Are there other teachers who agree with this being totally wrong, illegal and in need of change? It is wrong, but there are some very smart and fun solutions for this.
And speaking of cooking the academic books, what about social promotion? It is defined by us as “just to get them out of the classroom”. Yes, it is unethical and should be reported to the proper authorities, but when that proper authority is your supervisor and her mandate is that no child is to fail your class where do you go then - if you value your job? And it happens every day in schools across the country. Is this all “fixable”? Yes!
Put this in perspective. Can you imagine a doctor telling a sick patient he is cured and does not need to return to his office, just because he wants him or her out of the office because they are a whining hypochondriac? Medical Social Promotion? Goodbye medical license (or at least suspended).
*Disclaimer – As a practice management consultant, my job is to work with teachers to identify and quantify specific issues related to practice management and to implement solutions to these problems. So please, do not take what I have said, am saying or will say in the future as being negative or “anti-teacher” – because it is not. I love teaching and teachers, but they need help and I want to help them become even better. To do so will make some teachers uncomfortable, but that change is unavoidable. Change is never easy. According to Michael Mehlberg, business strategist and organizational freak, “Self-improvement requires change. It requires us to do things we’re not familiar with, that we’re uncomfortable with.”
Change is uncomfortable, but if you don’t change, you cannot grow!
Teachers do not like change, mainly because most of the required changes thrust upon them (during every PD!) usually involves one more nothing-burger moving towards the redundant and ridiculous end of the educational professional development spectrum. We are fed up, so let’s do something, but remember this change will not come easily.
My posts will not be routine teacher pep talks.

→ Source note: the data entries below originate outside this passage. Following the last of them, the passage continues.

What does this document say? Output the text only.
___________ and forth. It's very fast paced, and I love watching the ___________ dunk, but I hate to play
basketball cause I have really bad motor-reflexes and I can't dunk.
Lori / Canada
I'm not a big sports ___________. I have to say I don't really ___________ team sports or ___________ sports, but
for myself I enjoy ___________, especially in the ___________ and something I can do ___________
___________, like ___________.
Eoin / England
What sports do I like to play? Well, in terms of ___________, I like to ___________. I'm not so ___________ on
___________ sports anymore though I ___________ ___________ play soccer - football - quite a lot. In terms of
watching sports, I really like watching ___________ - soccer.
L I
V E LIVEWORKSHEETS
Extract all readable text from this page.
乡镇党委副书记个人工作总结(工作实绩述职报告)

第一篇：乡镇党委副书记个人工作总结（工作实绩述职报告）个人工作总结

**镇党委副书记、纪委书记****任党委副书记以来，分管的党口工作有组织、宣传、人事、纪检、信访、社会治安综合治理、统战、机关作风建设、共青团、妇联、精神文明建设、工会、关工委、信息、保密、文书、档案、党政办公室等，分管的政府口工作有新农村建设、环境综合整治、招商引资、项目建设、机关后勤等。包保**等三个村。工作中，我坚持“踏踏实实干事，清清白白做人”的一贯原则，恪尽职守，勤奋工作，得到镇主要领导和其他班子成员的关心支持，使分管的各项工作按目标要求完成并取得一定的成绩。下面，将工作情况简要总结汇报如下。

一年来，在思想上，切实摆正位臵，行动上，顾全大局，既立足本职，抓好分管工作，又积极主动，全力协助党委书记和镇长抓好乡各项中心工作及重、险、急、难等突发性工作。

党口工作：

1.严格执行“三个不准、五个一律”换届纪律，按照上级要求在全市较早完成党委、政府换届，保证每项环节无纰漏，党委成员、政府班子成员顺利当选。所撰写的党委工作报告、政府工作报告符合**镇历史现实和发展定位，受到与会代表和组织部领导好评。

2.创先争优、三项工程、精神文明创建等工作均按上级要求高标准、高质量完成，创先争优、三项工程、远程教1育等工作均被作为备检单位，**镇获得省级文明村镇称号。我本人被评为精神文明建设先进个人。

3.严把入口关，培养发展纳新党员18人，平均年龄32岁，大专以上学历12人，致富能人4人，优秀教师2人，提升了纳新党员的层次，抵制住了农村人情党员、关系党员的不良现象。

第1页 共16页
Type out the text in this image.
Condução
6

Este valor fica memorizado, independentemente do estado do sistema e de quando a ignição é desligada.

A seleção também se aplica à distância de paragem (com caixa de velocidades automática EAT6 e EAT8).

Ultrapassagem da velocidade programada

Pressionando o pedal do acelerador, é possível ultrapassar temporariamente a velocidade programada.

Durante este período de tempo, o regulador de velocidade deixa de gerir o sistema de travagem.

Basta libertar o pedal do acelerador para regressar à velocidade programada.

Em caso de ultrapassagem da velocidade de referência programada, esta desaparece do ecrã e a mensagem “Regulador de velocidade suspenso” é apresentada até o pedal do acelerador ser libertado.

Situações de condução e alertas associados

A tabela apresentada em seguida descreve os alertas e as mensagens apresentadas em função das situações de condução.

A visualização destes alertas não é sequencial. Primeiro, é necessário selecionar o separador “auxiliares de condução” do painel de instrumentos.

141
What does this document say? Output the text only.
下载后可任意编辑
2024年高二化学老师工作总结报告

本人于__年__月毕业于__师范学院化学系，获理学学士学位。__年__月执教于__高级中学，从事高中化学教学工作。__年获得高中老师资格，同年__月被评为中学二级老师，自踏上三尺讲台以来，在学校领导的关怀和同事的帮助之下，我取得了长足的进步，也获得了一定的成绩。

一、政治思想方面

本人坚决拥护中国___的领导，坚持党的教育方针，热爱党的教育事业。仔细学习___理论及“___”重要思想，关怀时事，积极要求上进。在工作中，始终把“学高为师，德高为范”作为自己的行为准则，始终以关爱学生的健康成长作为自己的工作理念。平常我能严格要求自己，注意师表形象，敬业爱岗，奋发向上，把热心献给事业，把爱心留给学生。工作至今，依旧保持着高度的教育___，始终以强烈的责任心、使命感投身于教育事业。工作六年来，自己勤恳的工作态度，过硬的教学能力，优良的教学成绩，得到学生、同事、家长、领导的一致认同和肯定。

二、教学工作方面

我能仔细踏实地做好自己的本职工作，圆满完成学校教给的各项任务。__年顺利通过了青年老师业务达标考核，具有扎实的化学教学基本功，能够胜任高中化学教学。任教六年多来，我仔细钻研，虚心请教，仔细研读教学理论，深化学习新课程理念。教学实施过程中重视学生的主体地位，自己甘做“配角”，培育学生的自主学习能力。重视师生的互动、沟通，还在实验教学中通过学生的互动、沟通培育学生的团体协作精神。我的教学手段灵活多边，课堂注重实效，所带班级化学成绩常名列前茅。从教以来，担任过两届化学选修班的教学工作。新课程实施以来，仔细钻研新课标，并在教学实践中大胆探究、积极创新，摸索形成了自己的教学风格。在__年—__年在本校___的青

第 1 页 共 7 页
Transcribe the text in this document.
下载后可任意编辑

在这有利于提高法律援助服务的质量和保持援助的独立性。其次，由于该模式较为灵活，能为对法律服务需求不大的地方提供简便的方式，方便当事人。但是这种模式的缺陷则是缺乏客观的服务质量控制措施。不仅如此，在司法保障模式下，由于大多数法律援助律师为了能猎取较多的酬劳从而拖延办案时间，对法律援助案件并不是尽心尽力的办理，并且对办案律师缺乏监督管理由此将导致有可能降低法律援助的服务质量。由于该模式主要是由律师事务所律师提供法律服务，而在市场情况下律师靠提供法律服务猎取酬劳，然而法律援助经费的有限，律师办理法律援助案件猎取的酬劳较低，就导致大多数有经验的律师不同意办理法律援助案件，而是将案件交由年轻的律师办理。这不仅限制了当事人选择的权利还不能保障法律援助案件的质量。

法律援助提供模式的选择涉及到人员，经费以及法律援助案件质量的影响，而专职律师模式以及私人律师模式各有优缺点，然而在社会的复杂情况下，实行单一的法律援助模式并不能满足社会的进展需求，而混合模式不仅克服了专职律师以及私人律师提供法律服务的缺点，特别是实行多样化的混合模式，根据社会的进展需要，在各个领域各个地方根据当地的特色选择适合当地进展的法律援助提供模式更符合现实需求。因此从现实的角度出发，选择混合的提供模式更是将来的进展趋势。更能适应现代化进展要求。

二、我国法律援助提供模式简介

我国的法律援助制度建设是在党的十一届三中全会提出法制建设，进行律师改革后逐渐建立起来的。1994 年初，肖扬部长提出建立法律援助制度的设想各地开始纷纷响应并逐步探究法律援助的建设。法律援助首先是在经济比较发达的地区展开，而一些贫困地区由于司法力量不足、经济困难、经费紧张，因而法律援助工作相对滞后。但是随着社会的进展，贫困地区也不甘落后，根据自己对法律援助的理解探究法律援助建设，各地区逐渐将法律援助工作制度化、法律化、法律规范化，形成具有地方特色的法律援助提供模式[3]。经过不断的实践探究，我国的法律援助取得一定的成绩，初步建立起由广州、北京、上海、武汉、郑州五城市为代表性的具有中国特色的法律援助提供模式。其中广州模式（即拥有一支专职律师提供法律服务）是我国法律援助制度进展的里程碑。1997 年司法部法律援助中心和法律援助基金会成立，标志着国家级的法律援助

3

You need to begin thinking outside of your box – way outside. I need you to abandon the thinking that you are different than the other professionals out there, like surgeons, lawyers, dentist and all other professionals. You are not different, you are better! For where would they be without teachers. To begin, you must change the paradigm thinking that “We are different because we shape young minds.” Unfortunately, for many schools and students, we have all seen that shaping process on hiatus the past several years. Do you know who also shapes young minds? Doctors, dentists, accountants and every other specialist or authority figure that young people come in contact with. How about psychiatrists or psychologists? They shape young minds, too. So with this in mind, it only makes sense that you must be better than all the rest combined! As Albert Einstein said, “The measure of intelligence is the ability to change.” Let’s see how much you can change.
By making changes in how we run our classrooms using Goal Setting, Prioritization, Time Management and Scripting we can convert all this bad data into rock solid “data-driving” data!